Health Insurance Regulators Define Loss Ratios

The National Association of Insurance Commissioners (NAIC), a group comprising health insurance regulators from the various states, agreed Tuesday on definitions of the kinds of health insurance expenditures that constitute patient care and quality improvements. These definitions are crucial, because the new health care insurance reform legislation signed into law by President Obama in March will penalize health insurance companies if they spend less than a certain percentage of the premiums they collect—known as the loss ratio—directly on patient care.

The Patient Protection and Affordable Care Act, the national health care insurance law, mandates that all health insurance providers must spend a minimum of 80% of premium receipts from an individual or small-group health plan on health care.
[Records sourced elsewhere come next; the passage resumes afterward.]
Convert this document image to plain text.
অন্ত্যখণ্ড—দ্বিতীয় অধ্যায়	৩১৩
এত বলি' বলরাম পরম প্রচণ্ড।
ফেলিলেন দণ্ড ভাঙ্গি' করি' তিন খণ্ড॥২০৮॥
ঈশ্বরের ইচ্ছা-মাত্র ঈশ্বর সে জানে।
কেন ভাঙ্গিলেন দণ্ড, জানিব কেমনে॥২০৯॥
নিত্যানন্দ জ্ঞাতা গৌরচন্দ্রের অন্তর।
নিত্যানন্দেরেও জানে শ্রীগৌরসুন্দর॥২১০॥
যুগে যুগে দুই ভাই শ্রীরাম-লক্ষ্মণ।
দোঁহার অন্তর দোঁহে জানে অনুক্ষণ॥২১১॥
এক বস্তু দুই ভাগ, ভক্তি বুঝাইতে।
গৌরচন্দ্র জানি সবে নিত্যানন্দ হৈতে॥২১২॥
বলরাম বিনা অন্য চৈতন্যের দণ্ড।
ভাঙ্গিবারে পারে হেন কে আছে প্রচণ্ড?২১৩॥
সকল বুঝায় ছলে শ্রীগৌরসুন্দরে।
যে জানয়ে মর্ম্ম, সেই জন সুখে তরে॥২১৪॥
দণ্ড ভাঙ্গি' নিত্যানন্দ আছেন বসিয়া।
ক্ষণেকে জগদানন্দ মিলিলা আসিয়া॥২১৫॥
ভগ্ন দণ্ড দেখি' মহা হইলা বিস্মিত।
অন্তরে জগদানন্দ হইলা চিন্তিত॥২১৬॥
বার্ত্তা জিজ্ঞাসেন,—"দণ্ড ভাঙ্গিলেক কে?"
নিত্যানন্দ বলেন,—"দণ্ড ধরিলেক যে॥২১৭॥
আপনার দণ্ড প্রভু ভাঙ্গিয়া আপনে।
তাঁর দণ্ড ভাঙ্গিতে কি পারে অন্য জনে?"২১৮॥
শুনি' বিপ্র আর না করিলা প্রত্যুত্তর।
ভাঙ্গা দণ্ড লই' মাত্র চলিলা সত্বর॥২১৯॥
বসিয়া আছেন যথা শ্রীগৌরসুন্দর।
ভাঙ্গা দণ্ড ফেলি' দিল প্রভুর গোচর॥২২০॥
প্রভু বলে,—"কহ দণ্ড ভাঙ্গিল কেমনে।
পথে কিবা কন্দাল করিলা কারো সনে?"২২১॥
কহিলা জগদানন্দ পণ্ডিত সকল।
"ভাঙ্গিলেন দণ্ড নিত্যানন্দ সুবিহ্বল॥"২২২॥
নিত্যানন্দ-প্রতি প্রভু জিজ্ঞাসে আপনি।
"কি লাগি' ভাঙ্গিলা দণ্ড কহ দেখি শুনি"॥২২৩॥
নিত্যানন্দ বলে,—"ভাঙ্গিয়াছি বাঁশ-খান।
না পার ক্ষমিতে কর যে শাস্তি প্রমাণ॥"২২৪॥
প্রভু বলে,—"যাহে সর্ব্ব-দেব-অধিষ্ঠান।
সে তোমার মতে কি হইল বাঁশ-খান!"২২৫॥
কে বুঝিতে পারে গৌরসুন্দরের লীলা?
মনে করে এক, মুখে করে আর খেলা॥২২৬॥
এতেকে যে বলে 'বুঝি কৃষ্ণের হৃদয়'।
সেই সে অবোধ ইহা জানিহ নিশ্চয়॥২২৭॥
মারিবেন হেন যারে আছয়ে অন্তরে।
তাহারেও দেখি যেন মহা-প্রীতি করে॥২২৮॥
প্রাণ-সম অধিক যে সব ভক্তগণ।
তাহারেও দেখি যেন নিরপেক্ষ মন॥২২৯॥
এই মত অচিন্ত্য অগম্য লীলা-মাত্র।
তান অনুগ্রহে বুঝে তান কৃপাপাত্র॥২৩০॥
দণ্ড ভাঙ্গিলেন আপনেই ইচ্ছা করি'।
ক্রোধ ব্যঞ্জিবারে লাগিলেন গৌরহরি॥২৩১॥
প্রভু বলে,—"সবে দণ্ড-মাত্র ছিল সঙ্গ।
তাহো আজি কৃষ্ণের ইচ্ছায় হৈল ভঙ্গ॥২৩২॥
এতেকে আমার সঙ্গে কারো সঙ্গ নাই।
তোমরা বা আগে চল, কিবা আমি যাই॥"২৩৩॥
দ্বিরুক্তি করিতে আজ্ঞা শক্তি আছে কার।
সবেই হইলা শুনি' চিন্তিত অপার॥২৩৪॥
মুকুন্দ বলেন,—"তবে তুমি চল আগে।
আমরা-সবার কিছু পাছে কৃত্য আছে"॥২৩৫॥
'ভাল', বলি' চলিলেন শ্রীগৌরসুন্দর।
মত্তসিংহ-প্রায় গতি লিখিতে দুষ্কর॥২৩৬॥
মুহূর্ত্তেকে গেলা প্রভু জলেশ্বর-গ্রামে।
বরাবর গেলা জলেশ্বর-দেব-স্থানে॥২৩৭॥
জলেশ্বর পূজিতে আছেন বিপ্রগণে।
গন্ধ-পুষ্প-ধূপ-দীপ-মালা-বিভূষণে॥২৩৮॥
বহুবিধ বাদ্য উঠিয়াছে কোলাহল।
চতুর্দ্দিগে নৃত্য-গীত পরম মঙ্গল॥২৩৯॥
Insurance companies must spend fully 85% of premiums from large group plan on patient care.

The decision of what types of spending count toward patient care and what is excluded was left to the NAIC. On Tuesday, the NAIC adopted a definition of care that everyone—consumers and health insurance industry professionals alike—consider to be narrow.

Ethan Rome, the executive director of Health Care for America Now (HCAN), a consumer advocacy group, lauded the NAIC’s action. “Today the NAIC took a step toward ending the health insurance companies’ stranglehold on our health care,” Rome declared. “The top state insurance regulators from across the nation voted to put patient care above insurance company profits.”

Insurance industry executives disagreed. Karen Ignagni, the president and CEO of America’s Health Insurance Plans (AHIP), said that the definitions are far too limited, excluding fraud detection and other measures that result in tangible benefits to the insured. The narrow definitions, Ignagni said, “could have the unintended consequence of turning-back-the-clock on efforts to improve patient safety, enhance the quality of care, and fight fraud.”

Prior to the vote, AHIP sent a letter to the NAIC, asking regulators to include several specific practices under the rubric of quality improvements: claim reviews, “a key tool in targeting the dangerous overutilization of services, falsification of medical records, and medical identity theft;” the adoption of new medical billing codes that would “improve the ability of health plans to share clinical data among clinicians for quality improvement and care coordination activities;” review of redundant procedures, such as medical imaging, which are widely overused; and wellness incentives, which health care insurance reform law itself calls for.

By forcing the insurers to pay for these programs as part of their operational expense, the NAIC is hamstringing innovation, says Ignagni. “Preserving patients’ access to high-quality health care services is essential if the key goals of health care reform are to be achieved.”